Sorting with Asymmetric Read and Write Costs

TL;DR

This paper develops models and algorithms for sorting that minimize costly memory writes, addressing emerging memory technologies with asymmetric read/write costs, and presents efficient algorithms in various computational models.

Contribution

It introduces new algorithms and models that optimize sorting by reducing write operations in asymmetric memory and cache models.

Findings

Sorting can be performed with $O(n)$ writes and $O(n ext{log} n)$ reads in the asymmetric PRAM model.

Variants of external memory sorting algorithms significantly reduce write operations.
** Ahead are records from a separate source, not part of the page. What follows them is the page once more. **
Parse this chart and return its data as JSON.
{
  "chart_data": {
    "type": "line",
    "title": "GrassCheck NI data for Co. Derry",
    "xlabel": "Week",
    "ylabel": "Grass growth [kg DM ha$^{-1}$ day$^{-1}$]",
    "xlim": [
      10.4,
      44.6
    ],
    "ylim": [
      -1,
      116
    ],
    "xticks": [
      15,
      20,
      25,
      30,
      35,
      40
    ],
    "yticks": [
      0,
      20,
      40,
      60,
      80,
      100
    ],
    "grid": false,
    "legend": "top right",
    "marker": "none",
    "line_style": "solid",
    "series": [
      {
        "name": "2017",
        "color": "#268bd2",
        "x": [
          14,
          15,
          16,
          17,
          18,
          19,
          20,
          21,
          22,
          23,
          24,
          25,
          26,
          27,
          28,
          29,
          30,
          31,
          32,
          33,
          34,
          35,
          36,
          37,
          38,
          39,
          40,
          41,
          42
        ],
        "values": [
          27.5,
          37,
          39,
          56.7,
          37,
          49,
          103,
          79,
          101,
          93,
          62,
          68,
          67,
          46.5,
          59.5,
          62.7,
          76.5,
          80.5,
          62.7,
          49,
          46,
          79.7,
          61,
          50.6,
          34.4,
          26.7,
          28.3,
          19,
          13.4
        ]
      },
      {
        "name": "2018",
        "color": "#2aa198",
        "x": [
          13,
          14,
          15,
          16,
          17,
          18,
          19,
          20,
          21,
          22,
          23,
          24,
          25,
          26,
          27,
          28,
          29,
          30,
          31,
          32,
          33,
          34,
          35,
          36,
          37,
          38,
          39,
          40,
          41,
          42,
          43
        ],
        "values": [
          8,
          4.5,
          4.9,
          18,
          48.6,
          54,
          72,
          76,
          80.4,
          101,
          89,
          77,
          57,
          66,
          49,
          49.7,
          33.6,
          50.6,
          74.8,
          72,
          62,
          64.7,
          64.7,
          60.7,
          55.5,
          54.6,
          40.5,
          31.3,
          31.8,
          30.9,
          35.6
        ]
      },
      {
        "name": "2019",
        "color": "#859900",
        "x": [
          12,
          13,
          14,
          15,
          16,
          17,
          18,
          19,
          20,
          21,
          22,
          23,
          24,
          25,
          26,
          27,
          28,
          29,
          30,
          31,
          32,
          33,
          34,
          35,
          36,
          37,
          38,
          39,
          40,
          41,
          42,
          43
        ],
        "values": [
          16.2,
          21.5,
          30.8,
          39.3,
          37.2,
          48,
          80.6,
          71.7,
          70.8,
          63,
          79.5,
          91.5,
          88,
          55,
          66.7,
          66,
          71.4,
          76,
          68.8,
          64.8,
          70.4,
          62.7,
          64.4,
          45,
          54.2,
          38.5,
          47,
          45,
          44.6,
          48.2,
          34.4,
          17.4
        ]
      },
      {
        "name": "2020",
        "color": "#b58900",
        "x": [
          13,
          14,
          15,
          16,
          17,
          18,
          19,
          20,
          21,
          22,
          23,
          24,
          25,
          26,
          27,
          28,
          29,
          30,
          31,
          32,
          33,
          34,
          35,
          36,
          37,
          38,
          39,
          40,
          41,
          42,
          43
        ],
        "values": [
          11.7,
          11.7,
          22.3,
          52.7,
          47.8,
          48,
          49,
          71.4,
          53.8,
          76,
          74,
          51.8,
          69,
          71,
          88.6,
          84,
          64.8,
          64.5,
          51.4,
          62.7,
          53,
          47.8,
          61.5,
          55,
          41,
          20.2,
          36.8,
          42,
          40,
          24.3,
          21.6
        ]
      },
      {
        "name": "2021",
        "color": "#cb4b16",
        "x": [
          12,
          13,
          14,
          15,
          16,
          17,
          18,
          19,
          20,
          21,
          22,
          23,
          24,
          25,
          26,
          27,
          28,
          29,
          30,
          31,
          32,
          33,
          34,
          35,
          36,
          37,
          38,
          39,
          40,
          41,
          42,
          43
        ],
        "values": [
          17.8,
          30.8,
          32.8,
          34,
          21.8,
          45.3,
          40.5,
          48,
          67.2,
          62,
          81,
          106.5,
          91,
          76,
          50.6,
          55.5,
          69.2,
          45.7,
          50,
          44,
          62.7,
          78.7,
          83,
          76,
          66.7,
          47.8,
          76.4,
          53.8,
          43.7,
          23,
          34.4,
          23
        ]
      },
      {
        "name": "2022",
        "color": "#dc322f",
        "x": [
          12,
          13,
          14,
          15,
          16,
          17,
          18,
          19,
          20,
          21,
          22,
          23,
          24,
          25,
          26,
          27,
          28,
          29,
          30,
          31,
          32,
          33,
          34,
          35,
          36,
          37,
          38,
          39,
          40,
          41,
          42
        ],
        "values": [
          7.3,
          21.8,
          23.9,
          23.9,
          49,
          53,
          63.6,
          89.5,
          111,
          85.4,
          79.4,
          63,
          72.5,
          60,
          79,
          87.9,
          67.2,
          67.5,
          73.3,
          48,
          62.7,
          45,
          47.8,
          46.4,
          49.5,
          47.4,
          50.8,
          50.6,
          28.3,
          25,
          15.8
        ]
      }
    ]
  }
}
Parallel algorithms for sorting, FFTs, and matrix multiplication are optimized for asymmetric write costs.

Abstract

Emerging memory technologies have a significant gap between the cost, both in time and in energy, of writing to memory versus reading from memory. In this paper we present models and algorithms that account for this difference, with a focus on write-efficient sorting algorithms. First, we consider the PRAM model with asymmetric write cost, and show that sorting can be performed in $O\left(n\right)$ writes, $O\left(n \log n\right)$ reads, and logarithmic depth (parallel time). Next, we consider a variant of the External Memory (EM) model that charges $\omega > 1$ for writing a block of size $B$ to the secondary memory, and present variants of three EM sorting algorithms (multi-way mergesort, sample sort, and heapsort using buffer trees) that asymptotically reduce the number of writes over the original algorithms, and perform roughly $\omega$ block reads for every block write. Finally, we define a variant of the Ideal-Cache model with asymmetric write costs, and present write-efficient, cache-oblivious parallel algorithms for sorting, FFTs, and matrix multiplication. Adapting prior bounds for work-stealing and parallel-depth-first schedulers to the asymmetric setting, these yield parallel cache complexity bounds for machines with private caches or with a shared cache, respectively.